Of course, this wouldn’t be a Coen Brothers film if everything was played straight, and it certainly isn’t here. Witness Ehrenreich’s groan-inducing inability to lose his Southern accent, Tatum’s exaggeratedly homoerotic dance sequence from a Navy musical, or Swinton’s (both of her characters) progressively ostentatious hats, and you’ll get a good idea of Hail Caesar’s sensibility. Even when the film attempts to tackle more serious issues – religious iconography in cinema, Communist influence in Hollywood, the morality of the studio system – it does so mercilessly and irreverently.

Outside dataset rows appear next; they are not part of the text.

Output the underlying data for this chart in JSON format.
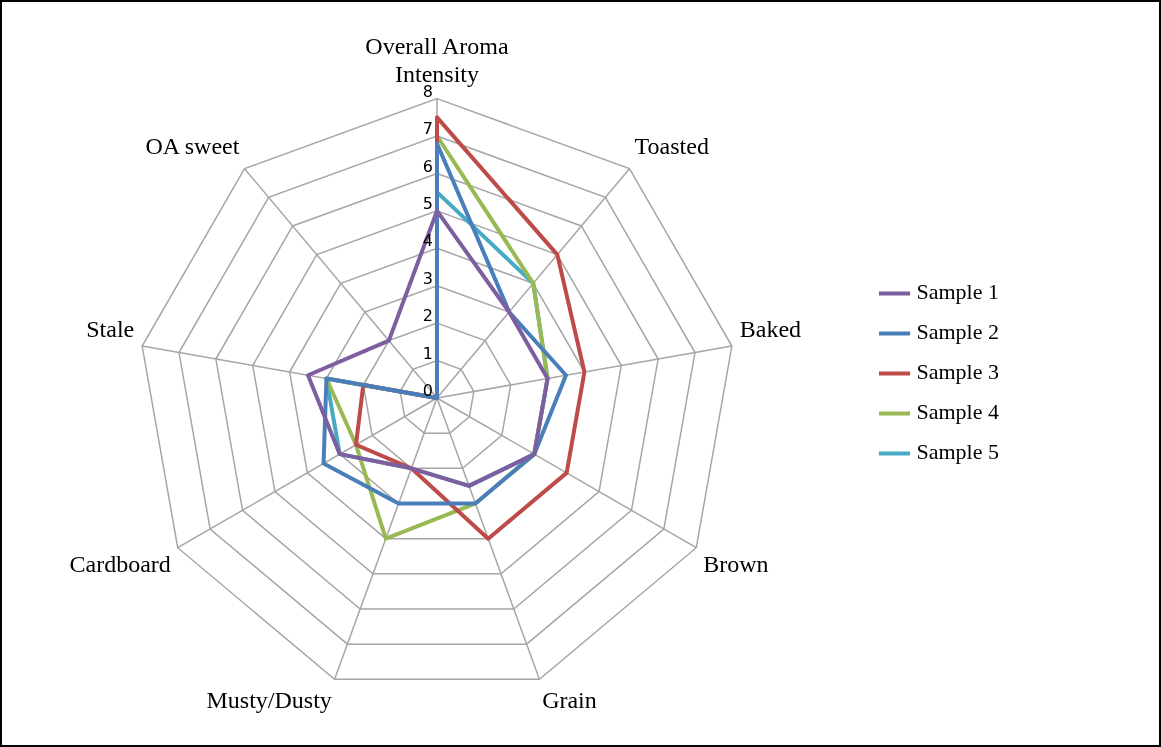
{
  "chart_data": {
    "type": "radar",
    "categories": [
      "Overall Aroma Intensity",
      "Toasted",
      "Baked",
      "Brown",
      "Grain",
      "Musty/Dusty",
      "Cardboard",
      "Stale",
      "OA sweet"
    ],
    "series": [
      {
        "name": "Sample 1",
        "color": "#7d5fa0",
        "values": [
          5,
          3,
          3,
          3,
          2.5,
          2,
          3,
          3.5,
          2
        ]
      },
      {
        "name": "Sample 2",
        "color": "#4a7ebb",
        "values": [
          6.8,
          3,
          3.5,
          3,
          3,
          3,
          3.5,
          3,
          0
        ]
      },
      {
        "name": "Sample 3",
        "color": "#be4b48",
        "values": [
          7.5,
          5,
          4,
          4,
          4,
          2,
          2.5,
          2,
          0
        ]
      },
      {
        "name": "Sample 4",
        "color": "#98b954",
        "values": [
          7,
          4,
          3,
          3,
          3,
          4,
          2.5,
          3,
          0
        ]
      },
      {
        "name": "Sample 5",
        "color": "#46aac5",
        "values": [
          5.5,
          4,
          3,
          3,
          2.5,
          2,
          3,
          3,
          0
        ]
      }
    ],
    "ylim": [
      0,
      8
    ],
    "yticks": [
      0,
      1,
      2,
      3,
      4,
      5,
      6,
      7,
      8
    ],
    "grid": true,
    "legend": "right",
    "marker": "none",
    "line_style": "solid"
  }
}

And yet, for as fun as this film is, there is no getting around the pointlessness of its convoluted plot. This is less a coherent story and more a collection of shenanigans that Mannix (who is a deadpan tough guy everywhere but at home or in a confessional booth) has to mop up, and little is resolved by the end. A previous Coen Brothers film, Burn After Reading, concluded by having characters wonder aloud what just happened and what they could possibly learn from the experience. Viewing Hail, Caesar! will leave you thinking much the same.

Even viewed charitably, Hail, Caesar! does not rank toward the top of the brothers’ output. However, if you have any appreciation for or recollection of classic Hollywood, this reference-laden send-up is likely to leave you entertained.